Allah ta’ala berfirman, “Sungguh Kami dapat menguji kalian dengan dengan sedikit rasa takut, kelaparan dan juga kekurangan harta benda, jiwa, dan buah-buahan. Maka berikanlah kabar gembira bagi orang-orang yang sabar. Yaitu orang-orang yang kalau tertimpa musibah mereka mengatakan, ‘Sesungguhnya kita ini berasal berasal berasal berasal berasal berasal berasal dari Allah, dan kita juga dapat lagi kepada-Nya.’ Mereka itulah orang-orang yang dapat mencapai ucapan sholawat (pujian) berasal berasal berasal berasal berasal berasal dari Tuhan mereka, dan mereka itulah orang-orang yang mencapai hidayah.” (QS Al Baqoroh: 155-157)
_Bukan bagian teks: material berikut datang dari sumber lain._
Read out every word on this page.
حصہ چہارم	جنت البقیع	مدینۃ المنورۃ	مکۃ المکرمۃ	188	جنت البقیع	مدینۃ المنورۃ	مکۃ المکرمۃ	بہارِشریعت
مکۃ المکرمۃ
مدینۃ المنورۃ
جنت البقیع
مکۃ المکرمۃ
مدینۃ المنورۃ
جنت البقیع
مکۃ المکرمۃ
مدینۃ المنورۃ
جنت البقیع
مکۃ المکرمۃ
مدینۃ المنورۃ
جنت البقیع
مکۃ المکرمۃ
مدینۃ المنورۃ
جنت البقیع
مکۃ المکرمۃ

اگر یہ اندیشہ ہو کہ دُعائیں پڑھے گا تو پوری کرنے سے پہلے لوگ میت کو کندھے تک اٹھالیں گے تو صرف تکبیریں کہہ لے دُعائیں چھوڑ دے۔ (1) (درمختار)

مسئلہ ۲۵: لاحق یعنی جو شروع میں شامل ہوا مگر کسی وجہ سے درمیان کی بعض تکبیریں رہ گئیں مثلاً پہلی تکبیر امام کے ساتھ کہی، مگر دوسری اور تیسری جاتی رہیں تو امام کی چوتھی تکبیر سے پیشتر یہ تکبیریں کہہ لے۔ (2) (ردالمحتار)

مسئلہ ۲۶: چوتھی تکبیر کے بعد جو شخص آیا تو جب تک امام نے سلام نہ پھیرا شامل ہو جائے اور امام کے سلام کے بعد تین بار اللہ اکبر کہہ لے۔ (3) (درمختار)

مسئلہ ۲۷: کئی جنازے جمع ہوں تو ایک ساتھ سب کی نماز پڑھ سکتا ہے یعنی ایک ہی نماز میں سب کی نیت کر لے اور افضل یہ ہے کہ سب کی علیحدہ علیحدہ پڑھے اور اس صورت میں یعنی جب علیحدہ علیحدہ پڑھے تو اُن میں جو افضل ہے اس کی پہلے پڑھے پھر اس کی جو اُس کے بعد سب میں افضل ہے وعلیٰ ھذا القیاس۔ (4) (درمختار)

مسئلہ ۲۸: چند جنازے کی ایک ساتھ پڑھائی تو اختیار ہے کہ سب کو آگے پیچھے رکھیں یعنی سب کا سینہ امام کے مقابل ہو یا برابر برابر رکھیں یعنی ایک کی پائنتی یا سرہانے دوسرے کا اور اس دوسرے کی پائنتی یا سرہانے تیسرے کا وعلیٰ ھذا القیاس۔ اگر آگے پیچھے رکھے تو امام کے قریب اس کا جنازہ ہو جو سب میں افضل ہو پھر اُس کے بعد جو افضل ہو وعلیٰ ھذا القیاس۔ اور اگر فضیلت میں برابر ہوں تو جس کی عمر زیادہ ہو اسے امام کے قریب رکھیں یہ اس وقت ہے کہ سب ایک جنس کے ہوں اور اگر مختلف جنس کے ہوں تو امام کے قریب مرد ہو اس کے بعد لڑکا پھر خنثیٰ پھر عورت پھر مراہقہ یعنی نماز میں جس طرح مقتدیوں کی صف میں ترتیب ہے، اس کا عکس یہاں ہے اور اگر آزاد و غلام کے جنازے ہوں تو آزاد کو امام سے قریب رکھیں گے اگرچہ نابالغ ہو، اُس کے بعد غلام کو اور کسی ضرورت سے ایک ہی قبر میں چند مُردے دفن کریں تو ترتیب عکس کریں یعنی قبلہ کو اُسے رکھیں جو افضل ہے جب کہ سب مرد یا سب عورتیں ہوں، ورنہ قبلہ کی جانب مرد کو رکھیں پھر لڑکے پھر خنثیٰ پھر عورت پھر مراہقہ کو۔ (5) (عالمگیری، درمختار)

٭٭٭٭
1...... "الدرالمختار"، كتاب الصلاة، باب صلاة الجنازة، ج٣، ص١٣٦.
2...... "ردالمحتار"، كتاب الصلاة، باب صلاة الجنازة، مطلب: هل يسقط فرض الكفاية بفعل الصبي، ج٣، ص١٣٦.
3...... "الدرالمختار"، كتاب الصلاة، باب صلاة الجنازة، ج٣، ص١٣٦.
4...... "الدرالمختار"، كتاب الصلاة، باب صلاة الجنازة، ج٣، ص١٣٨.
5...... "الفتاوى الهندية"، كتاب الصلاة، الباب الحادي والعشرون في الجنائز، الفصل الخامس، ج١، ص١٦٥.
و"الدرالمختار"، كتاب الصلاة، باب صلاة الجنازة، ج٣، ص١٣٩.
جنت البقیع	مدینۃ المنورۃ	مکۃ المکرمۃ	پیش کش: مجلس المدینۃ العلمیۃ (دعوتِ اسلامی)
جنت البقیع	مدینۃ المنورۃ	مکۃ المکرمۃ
Syaikh Abdurrahman bin Nashir As Sa’di rahimahullah bicara di di di di di dalam kitab tafsirnya, “Ayat ini memperlihatkan bahwa barang siapa yang tidak bersabar maka dia berhak terima lawan darinya, berbentuk celaan berasal berasal berasal berasal berasal berasal dari Allah, siksaan, kesesatan dan juga kerugian. Betapa jauhnya perbedaan terhadap ke dua golongan ini. Betapa kecilnya keletihan yang ditanggung oleh orang-orang yang sabar kalau dibandingkan dengan dengan besarnya penderitaan yang wajib ditanggung oleh orang-orang yang protes dan tidak bersabar…” (Taisir Karimir Rahman, hal. 76).

Allah ta’ala juga berfirman, “Sesungguhnya balasan pahala bagi orang-orang yang sabar adalah tidak terbatas.” (QS. Az Zumar: 10)Syaikh Abdurrahman bin Nashir As Sa’di rahimahullah bicara di di di di di dalam kitab tafsirnya, “Ayat ini berlaku umum untuk semua type kesabaran. Sabar di di di di dalam hadapi takdir Allah yang jadi menyakitkan, yaitu hamba tidak jadi marah karenanya. Sabar berasal berasal berasal berasal berasal berasal dari kemaksiatan kepada-Nya, yaitu dengan dengan langkah tidak berkubang di dalamnya. Bersabar di di di di dalam laksanakan ketaatan kepada-Nya, agar dia pun jadi lapang di di di di dalam melakukannya. Allah menjanjikan kepada orang-orang yang sabar pahala untuk mereka yang tanpa hitungan, berarti tanpa batasan khusus maupun angka khusus ataupun ukuran tertentu. Dan tentang itu tidaklah dapat diraih kalau disebabkan karena begitu besarnya keutamaan cii-ciri sabar dan agungnya kedudukan sabar di faktor Allah, dan memperlihatkan pula bahwa Allahlah penolong segala urusan.” (Taisir Karimir Rahman, hal. 721).Semoga Allah memasukkan kita di kalangan hamba-hambaNya yang sabar. Wa shalallahu ‘ala nabiyyina Muhammadin wa ‘ala aalihi wa shahbihi wa sallam.